TACIT's plugin architecture has three primary components to help users glean insights: a crawling plugin to allow for automated text collection from online sources like Twitter and Reddit in addition to content such as United States Supreme Court speech transcriptions; a corpus management plugin to allow processing and storing of formal bodies of text such as The New York Times corpus; and analysis plugins to do things like count instances or ratios of specific words, and otherwise identify and classify text related to research topics.
Reaching across the university
Dehghani's development team for TACIT is a collaboration between USC Dornsife and USC Viterbi School of Engineering. The group includes psychology doctoral students Kate M. Johnson and Joe Hoover as well as eight computer scientists from USC Viterbi's computer science department.
"It's an army, a team of people in Dornsife and Viterbi," Dehghani laughed. "I try to lead the effort."
The team has been working on the software for about a year and a half, with a beta 2 version set to release in December. The final release is expected in March 2016.
"In the first week the program launched," Dehgani said, "there were over 2,500 hits to our website. We had people from Kenya to Vietnam, from Uruguay to Estonia and from Hawaii to Maine downloading the software."
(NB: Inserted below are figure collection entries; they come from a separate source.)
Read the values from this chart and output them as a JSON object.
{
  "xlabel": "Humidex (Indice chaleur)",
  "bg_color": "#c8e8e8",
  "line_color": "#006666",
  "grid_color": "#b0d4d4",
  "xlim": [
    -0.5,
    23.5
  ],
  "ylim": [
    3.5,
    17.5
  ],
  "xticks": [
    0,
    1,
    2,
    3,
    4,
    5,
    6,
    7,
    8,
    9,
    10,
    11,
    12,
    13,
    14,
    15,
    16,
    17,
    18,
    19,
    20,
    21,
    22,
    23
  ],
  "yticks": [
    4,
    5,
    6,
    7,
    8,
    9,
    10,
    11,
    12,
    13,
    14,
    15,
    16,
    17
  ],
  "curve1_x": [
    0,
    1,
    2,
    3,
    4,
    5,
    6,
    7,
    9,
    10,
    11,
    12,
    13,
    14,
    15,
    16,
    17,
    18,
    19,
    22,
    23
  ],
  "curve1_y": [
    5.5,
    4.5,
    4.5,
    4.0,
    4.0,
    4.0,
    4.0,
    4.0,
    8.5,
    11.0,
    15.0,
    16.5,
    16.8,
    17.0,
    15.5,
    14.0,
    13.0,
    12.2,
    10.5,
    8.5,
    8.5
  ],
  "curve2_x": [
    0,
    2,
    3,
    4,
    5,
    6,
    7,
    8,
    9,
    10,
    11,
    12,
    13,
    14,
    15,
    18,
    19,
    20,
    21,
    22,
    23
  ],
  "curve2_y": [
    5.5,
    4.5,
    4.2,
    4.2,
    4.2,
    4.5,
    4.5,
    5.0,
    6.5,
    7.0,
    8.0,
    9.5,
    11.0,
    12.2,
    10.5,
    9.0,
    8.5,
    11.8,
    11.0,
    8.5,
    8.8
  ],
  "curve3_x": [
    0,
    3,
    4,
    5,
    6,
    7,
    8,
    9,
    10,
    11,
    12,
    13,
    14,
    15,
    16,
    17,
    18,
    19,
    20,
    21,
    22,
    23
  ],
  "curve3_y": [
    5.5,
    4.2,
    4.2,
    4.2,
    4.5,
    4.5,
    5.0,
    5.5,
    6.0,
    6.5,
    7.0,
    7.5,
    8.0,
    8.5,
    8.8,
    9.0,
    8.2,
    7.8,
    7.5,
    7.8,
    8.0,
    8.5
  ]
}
Though researchers have known since the era of Sigmund Freud that language affects cognition, psychologists became particularly interested in the subject of text analysis in the early 1990s. Some psychologists and social scientists started to develop individual techniques for text analysis, which proved very helpful, but researchers were still limited to one specific technique in any given software program.
During the same period, the fields of computational linguistics and computer science really took off, Dehghani said. This is what eventually gave rise to modern innovations like Siri, predictive typing, voice recognition and automatic language translation.
Dehghani and his team hope that TACIT can facilitate and encourage the use of advancements in computational linguistics in psychological research, and by doing so, help researchers make use of the ever-growing documents of our social discourse in ways that have previously not been possible.